Someone who went the GATE route, then MSc IIT is currently a colleague of mine. He tells me stories of how some students who took the GATE with him were so brilliant that they could have even aced the JEE. Except, they did not even know what JEE meant. One of these GATE-IIT-MS student even today has a widowed mother who still lives in a village, "challowing" their plough, as he puts it.
I am sure that there are numerous post-docs in the US who did not have to 'app or pre-app as you put it. That shows your ignorance. Apping and pre-apping is required for MS and Ph.D. degrees in the US. THe post-doc world is more specialized and such 'apping is not required.
In fact, the more I read your rantings, the stronger the feeling that you envy those who could actually pre-app and 'app and resent perhaps the fact that you could not do it. Again, get off your high horse.
Please note I am not dismissing your efforts and or your successes.
You have no authority to do, even if you wished to do so.
An equivalent statement by me would be that I wanna eat millions of chana, light the methane that must surely emanate after 8 hrs of digestion and rocket myself to the moon, but I CHOSE not to do so.
But there are still a lot of engineers/graduates who do not have the the warewithall in POST-liberalised india to make it here. For them a Rs.5000 job is still better than nothing. Hence your vignette cannot be generalised as an outcome of liberalization.
I am sure there are. As a grad student in the US, I have helped many get in my dept, even raising funds to pay for the application fees and air tickets. Unlike the attitude of some desis who talk-talk-and taaalk and do squat to help their fellow countrymen.
You, with due respect would probably have gotten no more than 300 in your GRE with such spelling skills.
But there are still a lot of engineers/graduates who do not have the the warewithall in POST-liberalised india to make it here.

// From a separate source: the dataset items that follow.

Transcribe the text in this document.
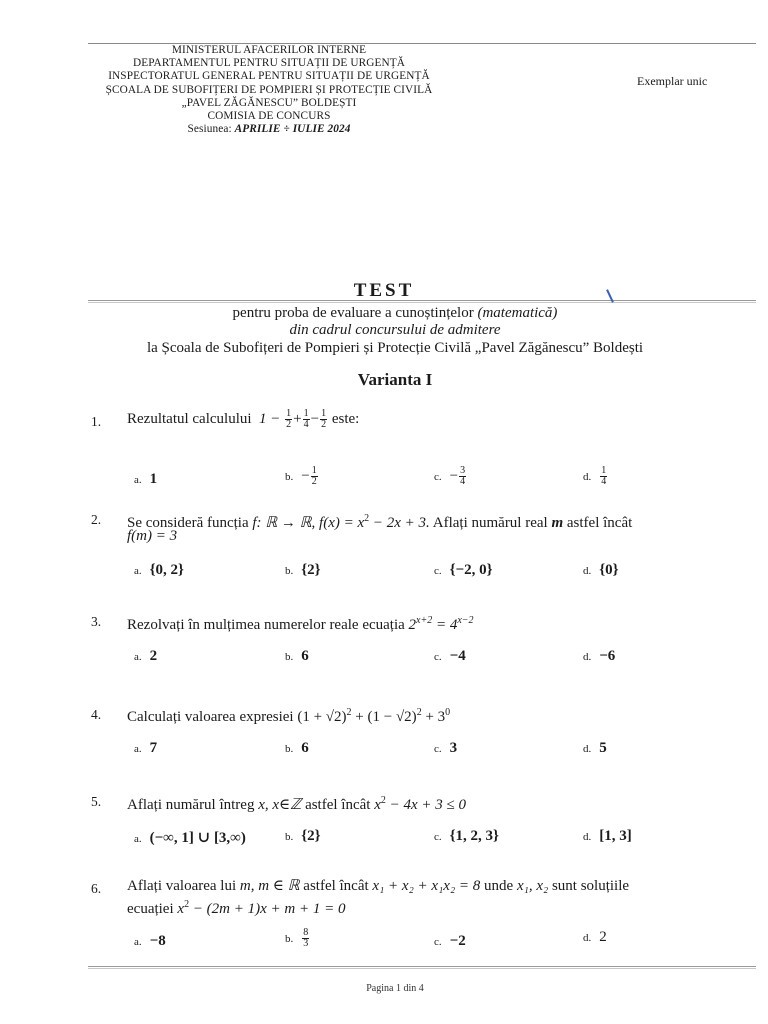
MINISTERUL AFACERILOR INTERNE
DEPARTAMENTUL PENTRU SITUAȚII DE URGENȚĂ
INSPECTORATUL GENERAL PENTRU SITUAȚII DE URGENȚĂ
ȘCOALA DE SUBOFIȚERI DE POMPIERI ȘI PROTECȚIE CIVILĂ
„PAVEL ZĂGĂNESCU” BOLDEȘTI
COMISIA DE CONCURS
Sesiunea: APRILIE ÷ IULIE 2024
Exemplar unic
TEST
pentru proba de evaluare a cunoștințelor (matematică)
din cadrul concursului de admitere
la Școala de Subofițeri de Pompieri și Protecție Civilă „Pavel Zăgănescu” Boldești
Varianta I
1. Rezultatul calculului $1 - \frac{1}{2} + \frac{1}{4} - \frac{1}{2}$ este:
a. 1	b. − $\frac{1}{2}$	c. − $\frac{3}{4}$	d. $\frac{1}{4}$
2. Se consideră funcția f: ℝ → ℝ, $f(x) = x^2 - 2x + 3$. Aflați numărul real m astfel încât
f(m) = 3
a. {0, 2}	b. {2}	c. {−2, 0}	d. {0}
3. Rezolvați în mulțimea numerelor reale ecuația $2^{x+2} = 4^{x-2}$
a. 2	b. 6	c. −4	d. −6
4. Calculați valoarea expresiei $(1 + √2)^2 + (1 - √2)^2 + 3^0$
a. 7	b. 6	c. 3	d. 5
5. Aflați numărul întreg x, x∈ℤ astfel încât $x^2 - 4x + 3 \le 0$
a. (−∞, 1] ∪ [3,∞)	b. {2}	c. {1, 2, 3}	d. [1, 3]
6. Aflați valoarea lui m, m ∈ ℝ astfel încât x₁ + x₂ + x₁x₂ = 8 unde x₁, x₂ sunt soluțiile
ecuației $x^2 - (2m + 1)x + m + 1 = 0$
a. −8	b. $\frac{8}{3}$	c. −2	d. 2
Pagina 1 din 4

Coming to the US is not the epitome of success. And I have never felt or said or implied that it was. A foreign degree cannot be the yardstick for academic success. There surely are many desis who may believe that but I am not one of them. So, I am not quite sure what you are trying to imply there. Please feel free to be direct. As you can tell, I have no trouble getting right to the point.
For them a Rs.5000 job is still better than nothing.

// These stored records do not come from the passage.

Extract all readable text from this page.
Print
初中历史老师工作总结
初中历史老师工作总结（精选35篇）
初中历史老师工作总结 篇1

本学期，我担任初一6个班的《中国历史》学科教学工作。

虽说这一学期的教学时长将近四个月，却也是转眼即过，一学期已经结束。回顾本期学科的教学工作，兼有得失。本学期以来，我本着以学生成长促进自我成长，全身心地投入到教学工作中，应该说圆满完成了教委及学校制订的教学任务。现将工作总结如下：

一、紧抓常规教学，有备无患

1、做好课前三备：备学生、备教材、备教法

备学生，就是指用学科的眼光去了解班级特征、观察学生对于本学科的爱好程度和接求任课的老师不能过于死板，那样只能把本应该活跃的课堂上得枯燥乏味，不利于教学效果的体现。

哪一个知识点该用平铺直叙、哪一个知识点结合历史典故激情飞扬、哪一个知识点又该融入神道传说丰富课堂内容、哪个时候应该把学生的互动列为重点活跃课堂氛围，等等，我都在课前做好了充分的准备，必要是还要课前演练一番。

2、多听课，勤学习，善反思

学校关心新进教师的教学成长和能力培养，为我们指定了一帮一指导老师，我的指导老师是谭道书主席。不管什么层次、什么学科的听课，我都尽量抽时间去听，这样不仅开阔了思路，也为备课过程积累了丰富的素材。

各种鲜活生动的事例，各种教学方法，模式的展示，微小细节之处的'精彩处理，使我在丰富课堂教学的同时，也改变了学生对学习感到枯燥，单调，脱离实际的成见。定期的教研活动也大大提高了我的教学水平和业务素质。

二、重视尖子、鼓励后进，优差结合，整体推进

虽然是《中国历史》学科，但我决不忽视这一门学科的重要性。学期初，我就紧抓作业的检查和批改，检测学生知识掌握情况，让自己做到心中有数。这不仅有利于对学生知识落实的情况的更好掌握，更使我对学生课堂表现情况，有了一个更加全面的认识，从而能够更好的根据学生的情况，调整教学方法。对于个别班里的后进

I am sure it is. In fact, if you are an engineer of any merit, you probably would earn a lot more than that.
I grew up in a "chawl." I am not quite sure if the chawl is a uniqely mumbai phenomena. But let me explain it. Nineteen small "kholis" to a floor. Where the 20th would be were four common toilets. Had to get in line every morn to take a dump.
So, I am still quite unsure as to what exactly gives you the right to mouth off to me.
As I said, we could afford the bare necessities of life and no more. Lib allowed me to come here to the US because that is what I wanted and Lib. gave me the resources to do so. Along with me, a lot, perhaps as many as 20 of my SSC colleagues are here in the US. All of us bound together by our common "chawl" experience. All came here on merit. None of us were exporters or the children of MNC-employees.